On 06/13/2017 03:47 PM, Peter Robinson wrote:
For actual artifacts such as cloud/disk/installer images I agree but
at least pushing out individual packages so people can do "dnf
upgrade" picks up issues such as dependency issues that also kill the
compose and allows people to still test explicit parts and have the
composite parts of a "rolling release" and get things fixed.... I feel
that's better than dragging everything to a blinding halt like we have
for the last 13... or is it 14 days?
Perhaps so. Note that I personally have been updating from the koji
repo, but I know that has some limitations (no multiarch, etc).
I can't help but feel this is like British politics is ATM where
people are claiming everything is "strong and stable" while the wheels
have fallen off and are rolling down the road. I don't think pushing
out the Everything repo stops the "kill off Alpha" process from
happening, in fact I believe it means it's more likely to happen
because if the last two weeks shows anything all that happens is that
if we wait for a "everything is perfect ship it" we never will and
because nothing is shipped nothing is tested so once we get to the
"computer thinks it's good" we can get to the actual testing and then
we get to "what the hell changed in the last two weeks broke X, Y and
Z, are they related or completely independent?" process.

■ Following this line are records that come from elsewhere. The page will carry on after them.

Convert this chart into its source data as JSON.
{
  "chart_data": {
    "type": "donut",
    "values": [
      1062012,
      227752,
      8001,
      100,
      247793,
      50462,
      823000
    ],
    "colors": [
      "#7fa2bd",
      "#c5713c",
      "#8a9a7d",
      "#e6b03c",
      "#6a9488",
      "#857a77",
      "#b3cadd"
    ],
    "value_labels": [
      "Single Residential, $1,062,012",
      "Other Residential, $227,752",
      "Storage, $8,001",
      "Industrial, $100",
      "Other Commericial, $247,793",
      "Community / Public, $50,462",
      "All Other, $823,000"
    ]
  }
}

I think the all or nothing actually makes it less likely for us to
ever ship anything! I don't think shipping the traditional
"Everything" repo breaks the "kill Alpha" proposal, I think we need
to
be pragmatic and realise that people actually consuming content helps
that.
Peter "yes I live in the as strong and stable as a house of cards
country so I can joke/comment on it" R
Well, I am not even an owner of that Change, so I will leave it to Adam
and Dennis to chime in on the no alpha part.
I do think now that we do have a compose that worked we are in a better
place and can now do what Colin was suggesting (If something fails now,
just untag the offending thing and file a bug on it and recompose).
There's definitely tons of room for improvement all around here including:
* Composes are really slow (likely related to storage slowness), if they
were faster or could fail faster we could untag/fix/iterate more. Right
now we are lucky to get 2 chances a day.
* There's plans pretty far along to 'pre test' base stuff with test
composes, that should help a lot. ie, new anaconda or lorax or whatever
arrives, a test compose is done and openqa tests it. If it fails we know
we can't use that in the main compose.